Summary

The simple physical observations and succinct mathematical models set forth in this chapter provide powerful tools for current chemical applications and excellent examples of model development that we would all do well to emulate. This chapter has illustrated applications of physical reasoning, dimensional analysis, asymptotic analysis, and parameter estimation that have set the standard for many modern engineering developments.

Furthermore, the final connection has been drawn between the molecular level and the macroscopic scale. In retrospect, the microscopic definition of entropy is relatively simple. It follows naturally from the elementary statistics of the binomial distribution. The qualitative description of molecular interaction energy is also simple; it was discussed in the introductory chapter. Last, but not least, the macroscopic description of energy is easy to understand; it gives the macroscopic energy balance. What is not so simple is the connection of the qualitative description of molecular energies with the macroscopic energy balance.
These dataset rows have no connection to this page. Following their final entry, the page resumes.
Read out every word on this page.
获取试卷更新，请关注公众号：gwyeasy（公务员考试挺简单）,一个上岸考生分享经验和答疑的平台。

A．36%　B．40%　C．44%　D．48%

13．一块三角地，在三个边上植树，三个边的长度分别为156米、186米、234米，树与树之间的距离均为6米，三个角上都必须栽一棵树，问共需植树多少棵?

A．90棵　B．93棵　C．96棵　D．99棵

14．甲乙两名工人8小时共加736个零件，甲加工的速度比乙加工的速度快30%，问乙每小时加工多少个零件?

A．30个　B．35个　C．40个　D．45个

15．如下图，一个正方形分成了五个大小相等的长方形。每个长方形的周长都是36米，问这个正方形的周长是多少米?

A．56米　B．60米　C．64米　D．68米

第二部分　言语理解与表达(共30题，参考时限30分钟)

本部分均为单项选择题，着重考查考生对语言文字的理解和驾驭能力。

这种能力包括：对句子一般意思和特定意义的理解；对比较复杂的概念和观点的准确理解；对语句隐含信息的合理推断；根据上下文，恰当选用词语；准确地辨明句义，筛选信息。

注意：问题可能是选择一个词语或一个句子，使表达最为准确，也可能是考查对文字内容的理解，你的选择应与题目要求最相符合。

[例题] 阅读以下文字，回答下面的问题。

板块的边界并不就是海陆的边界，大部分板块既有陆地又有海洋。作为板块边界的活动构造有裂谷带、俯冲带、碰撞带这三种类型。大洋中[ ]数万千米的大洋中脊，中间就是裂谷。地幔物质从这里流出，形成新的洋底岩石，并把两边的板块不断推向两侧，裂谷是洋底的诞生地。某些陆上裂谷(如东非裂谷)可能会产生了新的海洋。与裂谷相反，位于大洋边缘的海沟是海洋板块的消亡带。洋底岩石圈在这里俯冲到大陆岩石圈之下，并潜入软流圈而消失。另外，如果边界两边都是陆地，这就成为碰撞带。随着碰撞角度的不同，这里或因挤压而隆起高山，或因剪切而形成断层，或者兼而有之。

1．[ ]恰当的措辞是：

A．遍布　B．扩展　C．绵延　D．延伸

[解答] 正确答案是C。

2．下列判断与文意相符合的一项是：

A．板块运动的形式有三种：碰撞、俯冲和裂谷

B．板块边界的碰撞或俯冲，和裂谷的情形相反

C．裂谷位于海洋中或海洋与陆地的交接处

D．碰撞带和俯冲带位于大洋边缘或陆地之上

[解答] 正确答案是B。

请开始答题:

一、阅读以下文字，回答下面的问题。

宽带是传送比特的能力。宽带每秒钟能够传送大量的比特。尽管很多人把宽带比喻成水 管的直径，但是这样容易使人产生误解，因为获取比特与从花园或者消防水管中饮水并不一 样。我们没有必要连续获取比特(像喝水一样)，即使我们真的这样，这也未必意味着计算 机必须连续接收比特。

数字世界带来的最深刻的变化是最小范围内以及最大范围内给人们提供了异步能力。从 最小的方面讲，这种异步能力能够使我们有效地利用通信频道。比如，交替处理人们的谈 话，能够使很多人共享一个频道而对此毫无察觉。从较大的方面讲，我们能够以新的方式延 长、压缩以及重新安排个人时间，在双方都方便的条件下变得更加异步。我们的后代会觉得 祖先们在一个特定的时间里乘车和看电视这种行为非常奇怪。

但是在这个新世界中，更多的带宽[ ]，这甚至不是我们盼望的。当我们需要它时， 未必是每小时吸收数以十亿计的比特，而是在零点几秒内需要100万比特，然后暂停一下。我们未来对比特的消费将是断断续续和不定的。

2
This is the significant development of this chapter. Having complete descriptions of the molecular and macroscopic energy and entropy, all the “pieces to the puzzle” are now in our hands. What remains is to put the pieces together. This final step requires a fair amount of mathematics, but it is largely a straightforward application of tools that are readily available from elementary courses in calculus and the background of Chapter 6.

Important Equations

Several equations stand out in this chapter because we apply them repeatedly going forward. These are Eqns. 7.2, 7.12, and 7.15–7.19. Eqn. 7.2 is the definition of acentric factor (ω), which provides a convenient standard vapor pressure (cf. back flap) and a crude characterization of the molecular shape. Eqn. 7.12 is the van der Waals equation of state, one of the greatest model equations of all time. Eqns. 7.15–7.19 describe the Peng-Robinson equation of state, a remarkably small evolution from the van der Waals model considering the 100 years of intervening research. We refer to these often as the basis for further derivations and applications to energy and entropy balances for chemicals other than steam and refrigerants.

Finally, Eqns. 7.51 and 7.52 convey the foundation for understanding the connection between the molecular scale and the macroscopic scale. There is no simpler way to see the connection between u and U than Eqn. 7.51. Understanding the molecular interactions becomes essential when we consider why some mixtures behave ideally while others do not. This becomes apparent when we extend Eqn. 7.51 to mixtures.